I’m sitting in my apartment, still surrounded by boxes. They make passable end tables, and book shelves, after all.
I want to see this place become the home I see in my mind for my children, but it is far from that vision right now Tomorrow I’ll finish cleaning up all of the things that were still needing to make the trip.
At this point, it’s mostly here. A few items that will take both my son and I, and it’ll be finished. I’ll have made the transition that I’ve fought so hard against for so long. I have to say this gently, but I am relieved.
And at once, I’m desiring to have my children here as much as possible. One step at a time.
I also have several standing invitations, to come and relax and visit with friends who love me more than I can understand. That’s a blessing. They want me to visit just to unwind. But I don’t have reserves like that, no real funds to make a trip to exotic places like Costa Rica.

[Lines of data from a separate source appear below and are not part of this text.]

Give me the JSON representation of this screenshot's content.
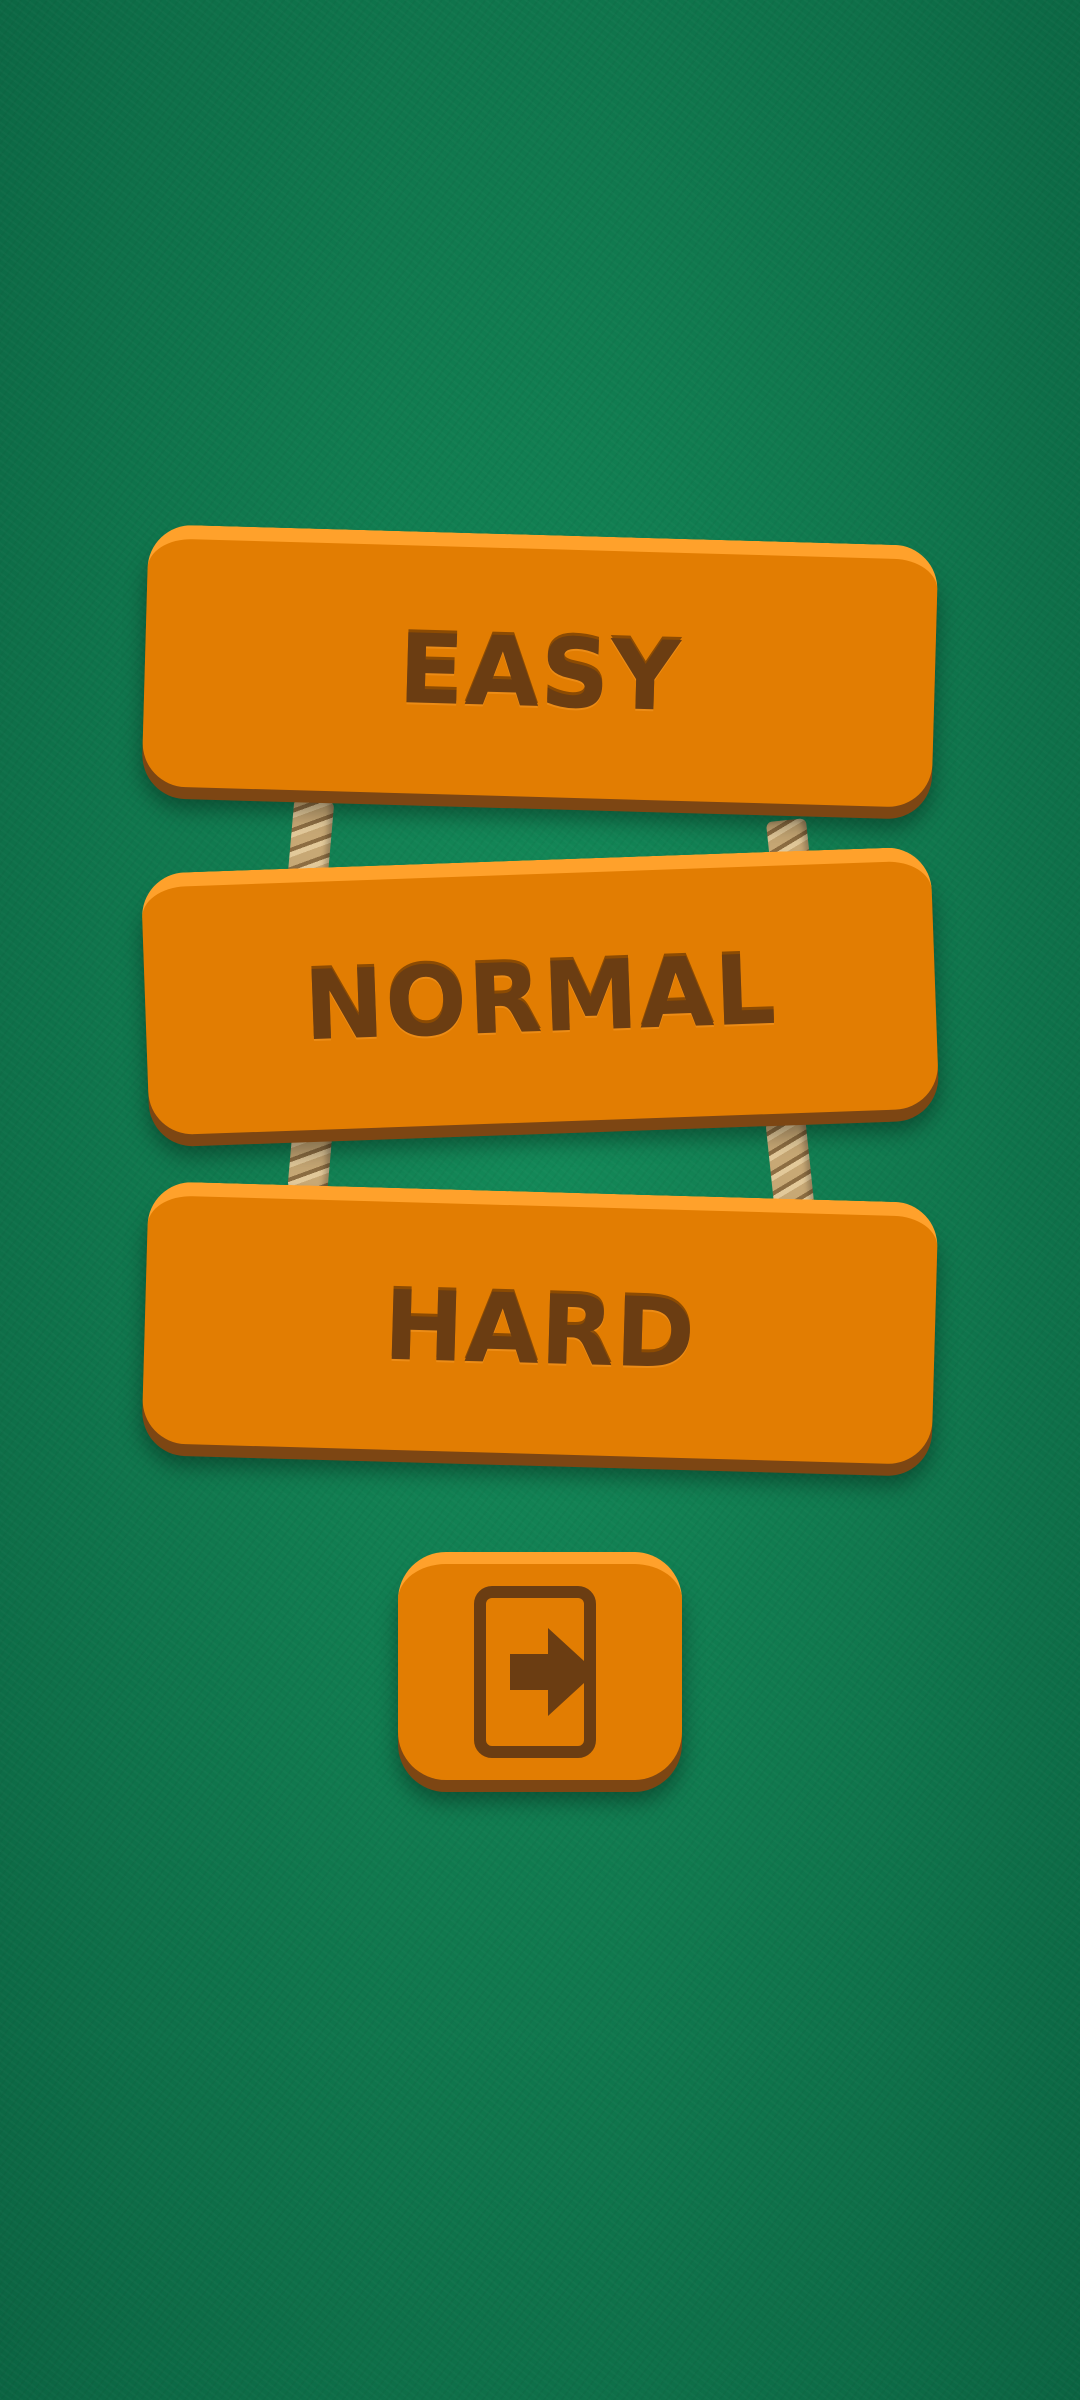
{
  "menu": {
    "difficulties": [
      {
        "label": "EASY"
      },
      {
        "label": "NORMAL"
      },
      {
        "label": "HARD"
      }
    ],
    "exit_icon": "exit-door-arrow-icon"
  },
  "colors": {
    "background": "#107a4f",
    "sign_face": "#e27d02",
    "sign_highlight": "#ffa12b",
    "sign_shadow": "#7d4613",
    "label_text": "#6b3d12"
  }
}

But I will go to Toronto fairly soon. I’ve been thinking about it for a few months now, but have been dealing with this side of life, and have put it off. But now that things are moving along, I have to visit my friend M. He and his family have made an incredible journey to get there, and we will meet once again. He and I spent a few days together in N. Carolina several years ago in his dorm, he had so little, yet he shared it all. It brought tears to my eyes, realizing how greedy, and selfish, we are in comparison. It was such a powerful connection, a fabulous time. And a special friendship was made.
So I’m going to live on PB&J’s for a few more weeks, and then buy a ticket for sometime in late March. The kids birthdays are early in the month, and M is traveling out of country then as well, so late March it is.
So, if the Lord is willing, I’ll once again make a visit to Toronto. I passed through when I was 19, on the way to Algonquin Provincial Park with my cousin. This time Toronto IS the destination.
Then there is Quebec City. When I was 13 years old. I went with the French class and fell in love with it. I’ve always wanted to return, one day. I don’t know where this came from. But it is a very beautiful place.
Time to sleep, I have boxes to to deal with in the AM.